Others have a dream of what they want to do, but it’s not actually attached to their skillset. So it’s a mismatch. These are things that cause the young people we meet with to stall, or to pause, when what they should be doing is moving forward. So what we try to do is help them put together a plan, not for the next 30 years, but for the next five years. What is it that you can do in a combination of degree, job, volunteering, and interning that allows you to build a resume of things that will move you towards something in 30 years?

We find that just getting them started and moving forward in a belief in God and a belief in who they are, that is our sweet spot. There is a lot of practical self-awareness and self-exploration on top of biblical truth around these characters and how God made you that ideally they can put together. We call it IPA: intention, planning, and action. After reading the book, they can take action and move forward.

CVB: Well, it sounds like the wonderful blending of the theological, the theoretical, and the practical coming together.

Philip: Yes. We’ve referenced the Bible quite a bit. It was fun to write about the biblical characters. Sometimes we read the stories in the Bible and we think they’re great, amazing things that happened thousands of years ago, when in fact there’s a lot applicable to our lives today. We try to bring them to life as if they were alive today.

Elizabeth: They had to have courage. Daniel lived in an exile country with none of his bosses of his faith. And he had to declare his faith. Nehemiah asked for a sabbatical from his boss who didn’t believe in his God. And he got to go to Jerusalem to rebuild the wall for his people. Priscilla and Aquila are mentioned multiple times in the New Testament as tent makers and missionaries. So they have a job that is fueling their missionary focus. When you put it in the light of how brightly they shown, especially in their non-faith environment with people that didn’t believe what they believed, it really does inspire. It inspired us and it inspires our readers to look at their job as their mission field. I need to look at as my character, as an asset for my boss, not a liability.

We also work with young people on with their resume. We’re much more about character than we are about skillset. When we look at a resume, we want to build in your Christian character. Nobody cares how many times you were a cash register clerk, or how many part-time jobs you had. What they really want to know about a young person is your character, your integrity, your leadership, and your passion to bring it into this job. That would obviously glorify God as well as be inspiring to a potential employer.

Sometimes our young people when they’re thinking Christianity’s on Sunday morning, they’re not looking at the world as awareness of where does God want me? What am I meant to do? God used tent making to bring Priscilla and Aquilla together with Paul.

CVB: And the tentmaking helped to sustain them while God was building this thing that would influence so many other people in the New Testament and all the way up to today.

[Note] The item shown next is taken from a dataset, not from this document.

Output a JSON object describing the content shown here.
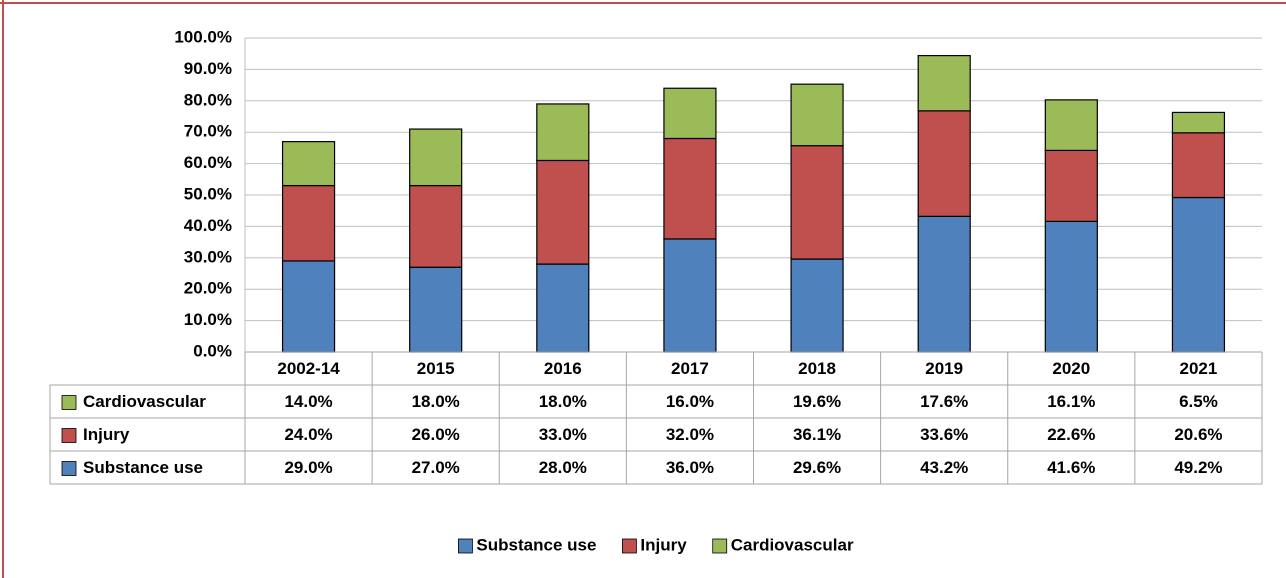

Elizabeth: I really very much appreciate Phil’s work on this book because it’s very balanced. The male and female voice in the book is very balanced. We are partners in this endeavor. I’m an engineer working in research and development. It’s not necessarily always an easy road trying to do a female career track that’s in technology, or math, or science, or something like that. And I appreciate God’s heart for women. I appreciate the biblical narrative around female characters. And I really appreciate that in our book it’s an equal voice for both men and women.

Philip: Beth mentioned that she’s an engineer. We’re actually not in full time ministry. We are working people. And so a lot of our own experiences are in the book.